Cuando se abrió la posibilidad de reformas al Código Penal, la plataforma SOMOS MUCHAS presentó en 2017 una propuesta de despenalización del aborto por tres causales. Pero la propuesta fue rechazada y no recibió ningún compromiso de apoyo por parte de los partidos opositores en el CN. Contrario a eso, la reforma disminuyó las penas para los violadores. Mientras otros países lograron avances importantes. Ese mismo año Chile, que era parte de la ola de movilizaciones en Sudamérica, conquistó los tres causales, y un año después, en un referéndum con resultados a favor, Irlanda legalizó el aborto.

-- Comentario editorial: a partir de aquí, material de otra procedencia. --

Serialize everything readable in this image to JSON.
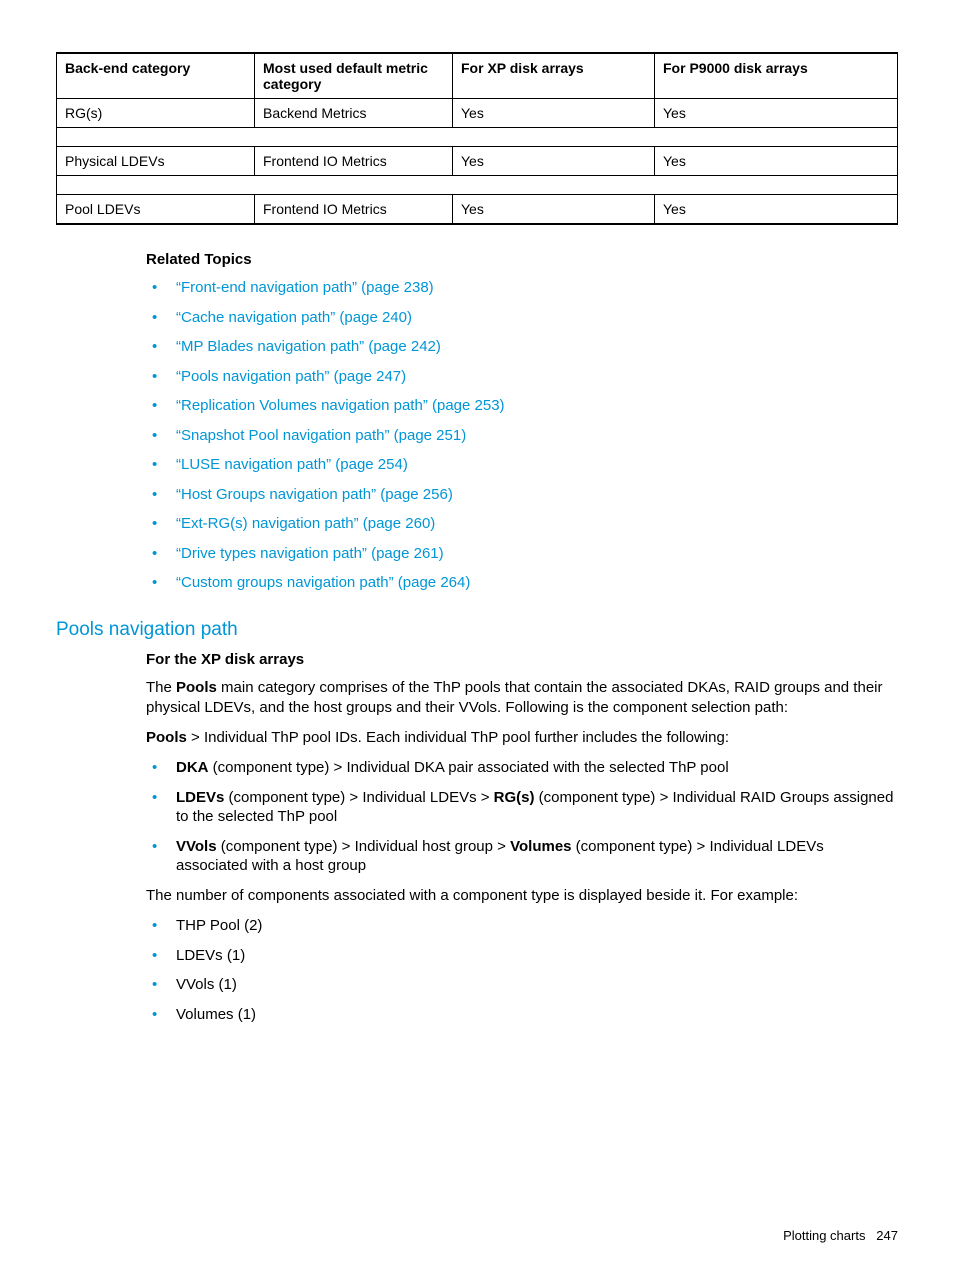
{
  "table": {
    "headers": [
      "Back-end category",
      "Most used default metric category",
      "For XP disk arrays",
      "For P9000 disk arrays"
    ],
    "rows": [
      [
        "RG(s)",
        "Backend Metrics",
        "Yes",
        "Yes"
      ],
      [
        "Physical LDEVs",
        "Frontend IO Metrics",
        "Yes",
        "Yes"
      ],
      [
        "Pool LDEVs",
        "Frontend IO Metrics",
        "Yes",
        "Yes"
      ]
    ]
  },
  "related": {
    "heading": "Related Topics",
    "items": [
      "“Front-end navigation path” (page 238)",
      "“Cache navigation path” (page 240)",
      "“MP Blades navigation path” (page 242)",
      "“Pools navigation path” (page 247)",
      "“Replication Volumes navigation path” (page 253)",
      "“Snapshot Pool navigation path” (page 251)",
      "“LUSE navigation path” (page 254)",
      "“Host Groups navigation path” (page 256)",
      "“Ext-RG(s) navigation path” (page 260)",
      "“Drive types navigation path” (page 261)",
      "“Custom groups navigation path” (page 264)"
    ]
  },
  "section": {
    "title": "Pools navigation path",
    "sub": "For the XP disk arrays",
    "p1_parts": [
      "The ",
      "Pools",
      " main category comprises of the ThP pools that contain the associated DKAs, RAID groups and their physical LDEVs, and the host groups and their VVols. Following is the component selection path:"
    ],
    "p2_parts": [
      "Pools",
      " > Individual ThP pool IDs. Each individual ThP pool further includes the following:"
    ],
    "list1": [
      {
        "parts": [
          [
            "b",
            "DKA"
          ],
          [
            "t",
            " (component type) > Individual DKA pair associated with the selected ThP pool"
          ]
        ]
      },
      {
        "parts": [
          [
            "b",
            "LDEVs"
          ],
          [
            "t",
            " (component type) > Individual LDEVs > "
          ],
          [
            "b",
            "RG(s)"
          ],
          [
            "t",
            " (component type) > Individual RAID Groups assigned to the selected ThP pool"
          ]
        ]
      },
      {
        "parts": [
          [
            "b",
            "VVols"
          ],
          [
            "t",
            " (component type) > Individual host group > "
          ],
          [
            "b",
            "Volumes"
          ],
          [
            "t",
            " (component type) > Individual LDEVs associated with a host group"
          ]
        ]
      }
    ],
    "p3": "The number of components associated with a component type is displayed beside it. For example:",
    "list2": [
      "THP Pool (2)",
      "LDEVs (1)",
      "VVols (1)",
      "Volumes (1)"
    ]
  },
  "footer": {
    "label": "Plotting charts",
    "page": "247"
  }
}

Hasta aquí es importante subrayar que el derecho a la vida tan defendido por los sectores pro-vida es hipócrita cuando no considera la vida de la madre, que es la única víctima ante la imposibilidad de poder practicarse un aborto en condiciones seguras.

Según la Sociedad de Ginecología y Obstetricia de Honduras, en un posicionamiento emitido el 25 de enero:[4]

“Las reformas constitucionales aprobadas están basadas en serios errores conceptuales sobre la finalización del embarazo desde el punto de vista científico, bioético y por causales médicas. Lamentablemente esos errores están incluidos en el código penal aprobado en la cámara legislativa. Esta reforma de ley viene a incrementar el deterioro en la salud y la vida de mujeres y niñas, provocando un retroceso en el derecho a la salud reproductiva e impactando aún más en las ya desbordantes cifras de mortalidad materna en nuestro país”.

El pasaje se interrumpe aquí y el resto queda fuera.